Bien qu’issu de milieu viennois, si Steiner n’a pas perçu le kitsch nazi, c’est qu’il développe lui-même une conception ornementale et émotionnelle de la culture qui se reflète dans son propre pathos et qu’il la superpose à une vision également esthétisée de l’Extermination.

Son « bourreau qui joue Schubert », alors que les nazis ne prisaient rien tant que la musique militaire, unit dans une même icône absurde et frappante le raffinement et la brutalité, le Beau et le Mal, etc. En déclinant mille fois cette figure imaginaire, Steiner est l’un des premiers et reste l’un des principaux illustrateurs d’un Auschwitz kitsch, ramené à des clichés dantesques et sadiques : celui-là même qui s’est médiatisé bien au-delà de la sous-culture et que Ruth Klüger, véritable écrivain et survivante, a dénoncé dans son essai Kitsch et camps (1996).

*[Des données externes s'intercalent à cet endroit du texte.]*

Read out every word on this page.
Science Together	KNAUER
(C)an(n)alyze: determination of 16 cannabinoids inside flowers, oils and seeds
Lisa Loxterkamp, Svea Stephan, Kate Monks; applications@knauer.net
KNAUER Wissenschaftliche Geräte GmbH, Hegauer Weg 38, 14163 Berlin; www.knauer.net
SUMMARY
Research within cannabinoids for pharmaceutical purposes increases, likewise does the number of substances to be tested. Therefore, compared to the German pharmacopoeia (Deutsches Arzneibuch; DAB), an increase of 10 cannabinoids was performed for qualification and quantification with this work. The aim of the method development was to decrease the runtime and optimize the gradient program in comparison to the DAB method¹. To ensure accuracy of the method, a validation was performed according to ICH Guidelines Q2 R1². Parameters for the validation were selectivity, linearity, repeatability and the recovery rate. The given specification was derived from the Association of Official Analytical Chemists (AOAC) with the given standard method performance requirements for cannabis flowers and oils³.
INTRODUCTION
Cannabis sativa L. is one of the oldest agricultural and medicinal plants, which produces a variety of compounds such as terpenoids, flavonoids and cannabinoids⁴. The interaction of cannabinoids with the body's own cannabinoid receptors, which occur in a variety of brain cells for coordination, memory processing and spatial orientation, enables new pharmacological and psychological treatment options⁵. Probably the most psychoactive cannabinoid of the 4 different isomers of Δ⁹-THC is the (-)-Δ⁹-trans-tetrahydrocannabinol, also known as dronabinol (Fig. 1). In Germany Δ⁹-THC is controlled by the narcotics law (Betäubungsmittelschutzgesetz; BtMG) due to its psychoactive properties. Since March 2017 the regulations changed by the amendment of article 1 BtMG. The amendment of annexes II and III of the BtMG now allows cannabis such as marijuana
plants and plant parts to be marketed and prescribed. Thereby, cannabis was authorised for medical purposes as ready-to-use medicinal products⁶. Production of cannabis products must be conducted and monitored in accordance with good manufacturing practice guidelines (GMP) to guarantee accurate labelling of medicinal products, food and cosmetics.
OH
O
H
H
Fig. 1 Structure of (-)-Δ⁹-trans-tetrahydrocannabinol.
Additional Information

Excitant un sentimentalisme composite, le kitsch vise tout à la fois l’attendrissement et la révulsion, la mièvrerie et la violence.

L’attendrissement ne garantit de rien. On l’oublie, le sentimentalisme fut un des grands ressorts du nazisme ; sur les sites néo-nazis, on voit encore des jeunes femmes en robe à fleurs, de mignonnes gamines dans les bras. Il reste un des ressorts puissants de la démagogie.

Cet irrationalisme sensationnel a aussi un versant expressionniste, exalté la violence du combat, l’exaltation du sacrifice. Joints ensemble, guimauve et brutalité ont donné matière à une industrie émotionnelle, un pathos quotidien, ont préparé et accompagné l’essor du Reich et la mise en œuvre de l’extermination [36]. Justement décrit comme une esthétisation de la politique, le nazisme, exploitant les ressources émotionnelles du kitsch, a associé cette esthétique petite-bourgeoise à son programme identitaire.
 

D’une involution identitaire de la culture.— Steiner concrétise ainsi par l’exemple son concept de culture. Il témoigne certes d’un déclin, non de la culture, mais de sa notion professorale, quand elle se retourne en satisfaction narcissique. [début p. 108]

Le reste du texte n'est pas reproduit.